Elle fut forcée de me quitter: d'autres visites arrivaient. Il y eut du monde à dîner; elle me présenta à ses nobles voisins avec une distinction marquée, et me témoigna devant eux plus d'égards que je n'avais peut-être droit d'en attendre. Quelques-uns parurent trouver que c'était trop pour un petit robin de ma sorte, et tentèrent de le lui faire entendre. Elle prouva qu'elle ne craignait guère la critique, et montra tant de vaillance à me soutenir, que j'en devins un peu fou.
Lorsque nous fûmes seuls ensemble, madame d'Ionis me demanda ce que je comptais faire des manuscrits relatifs à l'apparition des trois dames vertes. J'avais la tête montée, il me semblait que j'étais aimé et que je ne devais plus redouter de railleries. Je lui racontai donc ingénument la vision que j'avais eue, et celle, toute semblable, que m'avait racontée l'abbé de Lamyre.
—Me voilà donc forcé de croire, ajoutai-je, qu'il est certaines situations de l'âme où, sans frayeur comme sans charlatanisme et sans superstition, certaines idées se revêtent d'images qui trompent nos sens, et je veux étudier ce phénomène, déjà subi par moi, dans les relations sages ou folles de ceux chez lesquels il a pu se produire. Je ne vous cache pas que, contrairement à mes habitudes d'esprit, loin de me défendre du charme des illusions, je ferai tout mon possible pour leur abandonner mon cerveau. Et si, dans cette disposition d'esprit toute poétique, je réussis à voir et à entendre quelque fantôme qui me commande de vous obéir, je ne reculerai pas devant le serment que pourront exiger ensuite M. d'Ionis et sa mère. Je ne serai pas forcé de jurer que je crois aux révélations des esprits et aux apparitions des morts, car je n'y croirai peut-être pas pour cela; mais, en affirmant que j'ai entendu des voix, puisque aujourd'hui même je puis affirmer que j'ai vu des ombres, je ne serai pas un menteur; et peu m'importe de passer pour un insensé, si vous me faites l'honneur de ne pas partager cette opinion.
Madame d'Ionis montra un grand étonnement de ce que je lui disais, et me fit beaucoup de questions sur ma vision dans la chambre aux dames. Elle m'écouta sans rire, et même elle s'étonna du calme avec lequel j'avais subi cette étrange aventure.
—Je vois, me dit-elle, que vous êtes un esprit très-courageux. Quant à moi, à votre place, j'aurais eu peur, je le confesse. Avant que je vous permette de recommencer cette épreuve, jurez-moi que vous n'en serez ni plus effrayé ni plus affecté que la première fois.
—Je crois pouvoir vous le promettre, lui répondis-je. Je me sens excessivement calme, et, dussé-je voir quelque spectacle effrayant, j'espère rester assez maître de moi-même pour ne l'attribuer qu'à ma propre imagination.
—Est-ce donc cette nuit que vous voulez faire cette évocation singulière?
—Peut-être; mais je veux d'abord lire tout ce qui y a rapport. Je voudrais aussi parcourir quelque ouvrage sur ces matières, non un ouvrage de critique dénigrante, je suis bien assez porté au doute, mais un de ces vieux traités naïfs, où, parmi beaucoup d'enfantillages, il peut se trouver des idées ingénieuses.

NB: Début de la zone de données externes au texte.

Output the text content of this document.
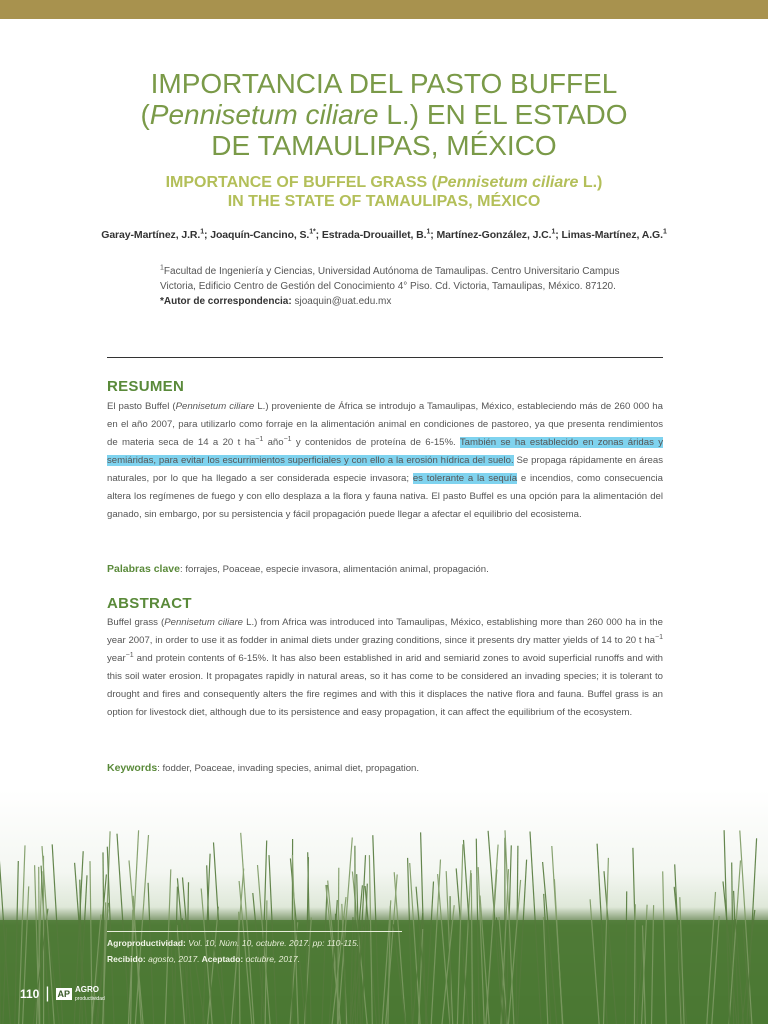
IMPORTANCIA DEL PASTO BUFFEL
(Pennisetum ciliare L.) EN EL ESTADO
DE TAMAULIPAS, MÉXICO
IMPORTANCE OF BUFFEL GRASS (Pennisetum ciliare L.)
IN THE STATE OF TAMAULIPAS, MÉXICO
Garay-Martínez, J.R.$^1$; Joaquín-Cancino, S.$^{1*}$; Estrada-Drouaillet, B.$^1$; Martínez-González, J.C.$^1$; Limas-Martínez, A.G.$^1$
$^1$Facultad de Ingeniería y Ciencias, Universidad Autónoma de Tamaulipas. Centro Universitario Campus Victoria, Edificio Centro de Gestión del Conocimiento 4° Piso. Cd. Victoria, Tamaulipas, México. 87120.
*Autor de correspondencia: sjoaquin@uat.edu.mx
RESUMEN

El pasto Buffel (Pennisetum ciliare L.) proveniente de África se introdujo a Tamaulipas, México, estableciendo más de 260 000 ha en el año 2007, para utilizarlo como forraje en la alimentación animal en condiciones de pastoreo, ya que presenta rendimientos de materia seca de 14 a 20 t $ha^{-1}$ año$^{-1}$ y contenidos de proteína de 6-15%. También se ha establecido en zonas áridas y semiáridas, para evitar los escurrimientos superficiales y con ello a la erosión hídrica del suelo. Se propaga rápidamente en áreas naturales, por lo que ha llegado a ser considerada especie invasora; es tolerante a la sequía e incendios, como consecuencia altera los regímenes de fuego y con ello desplaza a la flora y fauna nativa. El pasto Buffel es una opción para la alimentación del ganado, sin embargo, por su persistencia y fácil propagación puede llegar a afectar el equilibrio del ecosistema.

Palabras clave: forrajes, Poaceae, especie invasora, alimentación animal, propagación.

ABSTRACT

Buffel grass (Pennisetum ciliare L.) from Africa was introduced into Tamaulipas, México, establishing more than 260 000 ha in the year 2007, in order to use it as fodder in animal diets under grazing conditions, since it presents dry matter yields of 14 to 20 t $ha^{-1}$ year$^{-1}$ and protein contents of 6-15%. It has also been established in arid and semiarid zones to avoid superficial runoffs and with this soil water erosion. It propagates rapidly in natural areas, so it has come to be considered an invading species; it is tolerant to drought and fires and consequently alters the fire regimes and with this it displaces the native flora and fauna. Buffel grass is an option for livestock diet, although due to its persistence and easy propagation, it can affect the equilibrium of the ecosystem.

Keywords: fodder, Poaceae, invading species, animal diet, propagation.

Agroproductividad: Vol. 10, Núm. 10, octubre. 2017. pp: 110-115.
Recibido: agosto, 2017. Aceptado: octubre, 2017.
110 | AP AGRO
productividad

—Eh bien, vous avez raison, dit-elle, mais je ne sais quel ouvrage vous conseiller: je n'ai guère fouillé dans ces vieux livres. Si vous voulez, demain, chercher dans la bibliothèque...
—Si vous le permettez, je ferai cette étude tout de suite. Il n'est que onze heures, c'est le moment où votre maison devient calme et silencieuse. Je veillerai dans la bibliothèque, et, si je puis venir à bout de m'exalter un peu, je serai d'autant mieux disposé à retourner dans ma chambre pour offrir aux trois dames le souper commémoratif qui a la vertu de les attirer.